The Sixth Circuit held the plaintiff’s consulting earnings constituted “Other Income Benefits” under the plan. In its analysis, the court determined that the first paragraph of the plan’s Other Income Benefits section affirmed that “Earnings” should be an offset to benefits under the plan:

OTHER INCOME BENEFITS means benefits, awards, settlements or Earnings from the following sources. These amounts will be offset, in determining the amount of the Insured Employee’s Monthly Benefit. Except for Retirement Benefits and Earnings, these amounts must result from the same Disability for which a Monthly Benefit is payable.

The plan defined Earnings as “pay the Insured Employee earns or receives from any occupation or form of employment, as reported for federal income tax purposes.” The court held that the plaintiff’s income from his political consulting work qualified as Earnings; thus, it constituted Other Income Benefits under the plan.

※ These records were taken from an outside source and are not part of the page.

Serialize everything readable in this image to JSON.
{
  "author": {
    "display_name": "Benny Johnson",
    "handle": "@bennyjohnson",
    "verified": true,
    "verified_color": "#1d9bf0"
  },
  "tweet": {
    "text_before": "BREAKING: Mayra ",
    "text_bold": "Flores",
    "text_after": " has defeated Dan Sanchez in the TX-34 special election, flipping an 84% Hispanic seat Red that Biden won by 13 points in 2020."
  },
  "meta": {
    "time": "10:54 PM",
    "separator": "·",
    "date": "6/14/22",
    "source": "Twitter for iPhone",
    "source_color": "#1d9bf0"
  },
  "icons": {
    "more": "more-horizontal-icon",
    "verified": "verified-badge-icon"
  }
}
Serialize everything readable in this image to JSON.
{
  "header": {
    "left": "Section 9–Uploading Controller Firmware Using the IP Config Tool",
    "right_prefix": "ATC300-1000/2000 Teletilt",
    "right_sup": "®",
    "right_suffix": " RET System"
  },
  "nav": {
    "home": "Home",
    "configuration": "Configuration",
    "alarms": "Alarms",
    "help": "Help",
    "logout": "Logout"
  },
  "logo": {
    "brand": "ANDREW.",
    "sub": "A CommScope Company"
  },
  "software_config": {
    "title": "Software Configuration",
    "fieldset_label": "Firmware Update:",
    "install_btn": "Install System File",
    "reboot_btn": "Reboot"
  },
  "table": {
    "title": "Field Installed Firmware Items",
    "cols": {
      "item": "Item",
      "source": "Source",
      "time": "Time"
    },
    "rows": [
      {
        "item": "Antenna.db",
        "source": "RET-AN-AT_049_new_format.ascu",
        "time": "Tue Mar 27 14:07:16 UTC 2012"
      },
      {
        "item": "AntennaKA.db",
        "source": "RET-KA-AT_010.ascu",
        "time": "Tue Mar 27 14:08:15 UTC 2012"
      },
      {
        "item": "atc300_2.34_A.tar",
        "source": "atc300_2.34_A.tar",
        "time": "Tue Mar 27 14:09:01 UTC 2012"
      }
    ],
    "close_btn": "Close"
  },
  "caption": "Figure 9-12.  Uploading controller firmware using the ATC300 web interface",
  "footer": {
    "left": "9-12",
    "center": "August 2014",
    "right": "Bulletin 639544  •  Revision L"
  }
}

Therefore, the Sixth Circuit concluded, the plan allowed the defendant to consider that income when calculating his monthly benefit, and the plaintiff had not alleged that the defendant had acted arbitrarily and capriciously by offsetting his consulting earnings when calculating benefits. Indeed, the court stated, that plaintiff “fail[ed] to plausibly allege that [the defendant] acted arbitrarily and capriciously because the plain language allows [the defendant] to consider his consulting earnings when calculating his benefits.”

The case is Barber v. Lincoln National Life Ins. Co., No. 17-5588 (6th Cir. Jan. 23, 2018).